Chapter 7 is sometimes referred to as "elimination bankruptcy" this is due to the success in which Chapter 7 removes unsecured debt from a petitioner's financial responsibility. Non-dischargeable debt like child support, back taxes and student loans are not eliminated through bankruptcy and remain the responsibility of the debtor. Still, this is an attractive choice for those with few assets and a high debt to low income ratio.
Another option is restructuring debt through Chapter 13 bankruptcy. Petitioners for this type of bankruptcy are able to repay their minimized debt over a period of 3 to 5 years. As long as the payments are being made as agreed upon in court, the petitioner can keep more of their valuable assets such as their home or car.
Chapter 11 offers debt relief to businesses that need time and accountability to repay debts. Typically there is a 3 to 5 year summary for Chapter 11 and businesses can remain in operation and have protection over business assets while payments are being made. Similarly, Chapter 12 assists family farmers and fishermen who need time to repay debt, but wish to continue operating.
Credit counseling is required of all petitioners of bankruptcy within 6 months of filing. Those that wish to pursue bankruptcy debt relief have additional steps to follow.
First, it is necessary to find out for which type of bankruptcy a petitioner is eligible. This can be determined through a Means Test, comparing the income of the petitioner over the last 6 months with the income of the rest of New Mexico. If an individual's income is below the median for the state, he or she may file for Chapter 7 or Chapter 13 bankruptcy. Thos who have a higher income are only eligible for Chapter 13.
Gathering paperwork is the next step to prepare documentation for the court.
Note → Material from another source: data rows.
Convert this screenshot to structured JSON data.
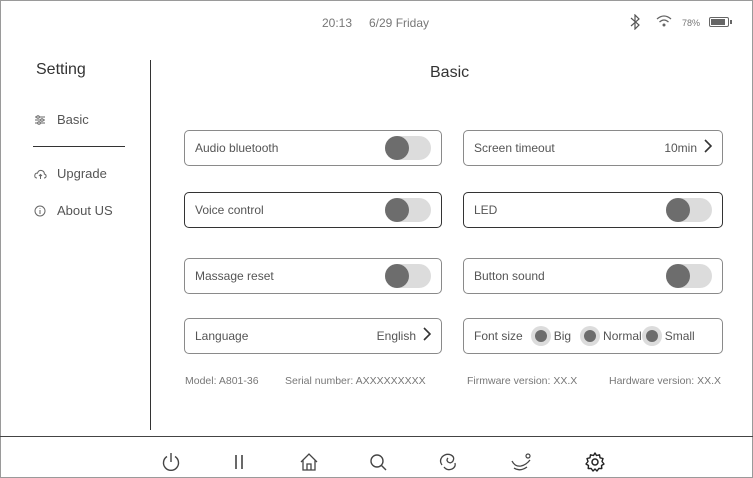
{
  "status": {
    "time": "20:13",
    "date": "6/29 Friday",
    "battery": "78%",
    "battery_level": 0.78,
    "icons": [
      "bluetooth-icon",
      "wifi-icon",
      "battery-icon"
    ]
  },
  "sidebar": {
    "title": "Setting",
    "items": [
      {
        "label": "Basic",
        "icon": "sliders-icon",
        "selected": true
      },
      {
        "label": "Upgrade",
        "icon": "cloud-upload-icon"
      },
      {
        "label": "About US",
        "icon": "info-icon"
      }
    ]
  },
  "main": {
    "title": "Basic",
    "left_cards": [
      {
        "label": "Audio bluetooth",
        "toggle": false
      },
      {
        "label": "Voice control",
        "toggle": false
      },
      {
        "label": "Massage reset",
        "toggle": false
      },
      {
        "label": "Language",
        "value": "English"
      }
    ],
    "right_cards": [
      {
        "label": "Screen timeout",
        "value": "10min"
      },
      {
        "label": "LED",
        "toggle": false
      },
      {
        "label": "Button sound",
        "toggle": false
      },
      {
        "label": "Font size",
        "options": [
          "Big",
          "Normal",
          "Small"
        ]
      }
    ],
    "info": {
      "model": "Model: A801-36",
      "serial": "Serial number: AXXXXXXXXX",
      "firmware": "Firmware version: XX.X",
      "hardware": "Hardware version: XX.X"
    }
  },
  "bottom_nav": [
    "power-icon",
    "pause-icon",
    "home-icon",
    "search-icon",
    "massage-hand-icon",
    "recline-icon",
    "gear-icon"
  ],
  "colors": {
    "toggle_track": "#dcdcdc",
    "toggle_knob": "#6d6d6d",
    "border": "#8a8a8a"
  }
}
These documents may include, but are not restricted to: 2 years of tax returns, records of any major recent financial transactions, all loan information, property deeds, titles of vehicles, an inventory of all assets, a list of all debts and monthly living expenses. For those filing for Chapter 13, the court also requires a detailed summary of how outstanding debt can be repaid in 3 to 5 years.
The documents, debt repayment summary, and all necessary forms are submitted to the court and referred to as "the schedule." Some people who file bankruptcy choose to have legal guidance through an attorney while others choose to file on their own. The cost to file for Chapter 7 is $306 and can be waived in specific cases. Chapter 13's fee is $281 and cannot be waived. Of course, all attorney fees are the responsibility of the petitioner.
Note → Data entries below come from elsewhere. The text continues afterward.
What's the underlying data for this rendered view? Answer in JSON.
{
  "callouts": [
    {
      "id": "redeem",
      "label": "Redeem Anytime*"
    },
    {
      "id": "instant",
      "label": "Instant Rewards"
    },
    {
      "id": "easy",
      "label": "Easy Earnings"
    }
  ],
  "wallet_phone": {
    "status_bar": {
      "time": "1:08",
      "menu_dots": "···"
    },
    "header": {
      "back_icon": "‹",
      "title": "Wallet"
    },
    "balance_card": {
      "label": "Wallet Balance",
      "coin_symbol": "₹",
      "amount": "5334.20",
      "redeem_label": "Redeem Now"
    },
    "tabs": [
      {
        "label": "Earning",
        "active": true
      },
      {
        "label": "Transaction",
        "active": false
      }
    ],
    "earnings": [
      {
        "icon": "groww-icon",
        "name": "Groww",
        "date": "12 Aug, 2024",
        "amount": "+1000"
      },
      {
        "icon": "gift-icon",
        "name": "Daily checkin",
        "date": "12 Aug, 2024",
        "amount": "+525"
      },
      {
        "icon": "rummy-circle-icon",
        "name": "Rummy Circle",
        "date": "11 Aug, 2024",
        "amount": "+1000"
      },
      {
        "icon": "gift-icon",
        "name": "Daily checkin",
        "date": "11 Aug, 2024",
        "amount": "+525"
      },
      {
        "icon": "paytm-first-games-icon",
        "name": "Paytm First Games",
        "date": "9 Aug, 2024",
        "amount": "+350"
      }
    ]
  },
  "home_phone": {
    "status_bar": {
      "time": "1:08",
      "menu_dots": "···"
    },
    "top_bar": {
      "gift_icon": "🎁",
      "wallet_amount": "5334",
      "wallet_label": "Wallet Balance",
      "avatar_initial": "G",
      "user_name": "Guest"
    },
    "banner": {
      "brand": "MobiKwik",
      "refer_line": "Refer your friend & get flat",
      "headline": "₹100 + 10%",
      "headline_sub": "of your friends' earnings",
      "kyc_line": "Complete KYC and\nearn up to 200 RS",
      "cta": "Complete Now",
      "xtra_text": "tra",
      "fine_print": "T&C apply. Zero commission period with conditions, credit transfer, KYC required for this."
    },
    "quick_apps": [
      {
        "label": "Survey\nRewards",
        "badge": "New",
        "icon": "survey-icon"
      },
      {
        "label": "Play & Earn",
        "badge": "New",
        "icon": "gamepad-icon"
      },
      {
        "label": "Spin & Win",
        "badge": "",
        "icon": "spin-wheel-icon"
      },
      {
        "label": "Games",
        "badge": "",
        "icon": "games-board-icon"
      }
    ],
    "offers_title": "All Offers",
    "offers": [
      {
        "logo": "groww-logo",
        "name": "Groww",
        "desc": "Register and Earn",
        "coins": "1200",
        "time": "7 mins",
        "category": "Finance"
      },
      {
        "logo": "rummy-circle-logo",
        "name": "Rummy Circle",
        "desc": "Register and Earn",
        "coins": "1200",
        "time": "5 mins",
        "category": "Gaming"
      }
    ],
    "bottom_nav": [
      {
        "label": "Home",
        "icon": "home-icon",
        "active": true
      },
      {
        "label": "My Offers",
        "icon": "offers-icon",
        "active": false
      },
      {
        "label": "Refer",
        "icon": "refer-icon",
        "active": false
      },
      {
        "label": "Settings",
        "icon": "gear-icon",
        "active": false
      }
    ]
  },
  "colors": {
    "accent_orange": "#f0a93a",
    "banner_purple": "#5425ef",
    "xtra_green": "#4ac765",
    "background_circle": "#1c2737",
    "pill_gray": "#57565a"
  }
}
After the court has the schedule, an automatic stay is issued to make sure creditors are not in direct contact with the debtor, and to halt any foreclosure proceedings. A court appointed trustee will then oversee the case to determine what non-exempt assets can be liquidated for repayment of debt and to hold a 341 meeting. This conference allows the creditors and debtor to negotiate terms of repayment. If no agreement can be made, a judge will intervene.
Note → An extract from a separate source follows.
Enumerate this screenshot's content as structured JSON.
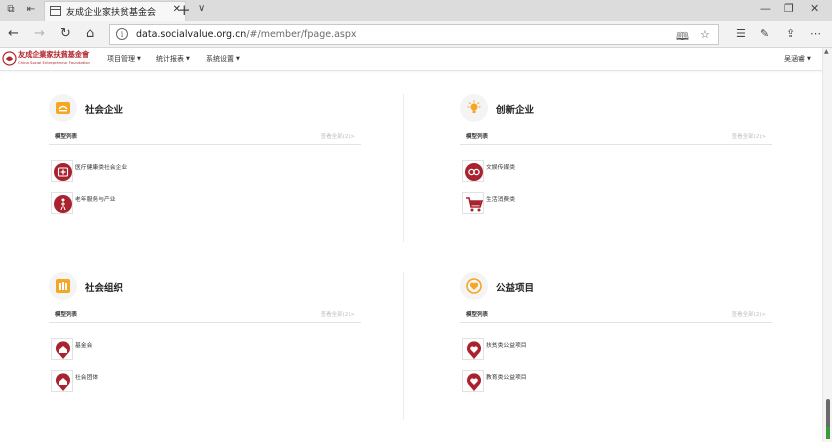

No bankruptcy is final without the completion of a financial management course approved by the court. Lastly, a petitioner of Chapter 13 bankruptcy must continue to make payments as agreed upon in their repayment summary to avoid returning to court.
The counties of New Mexico are all under shared jurisdiction of three District Bankruptcy Courts. The courts can be found in the following cities: Albuquerque, Las Cruses and Roswell. Each District Court must adhere to the same federal standards.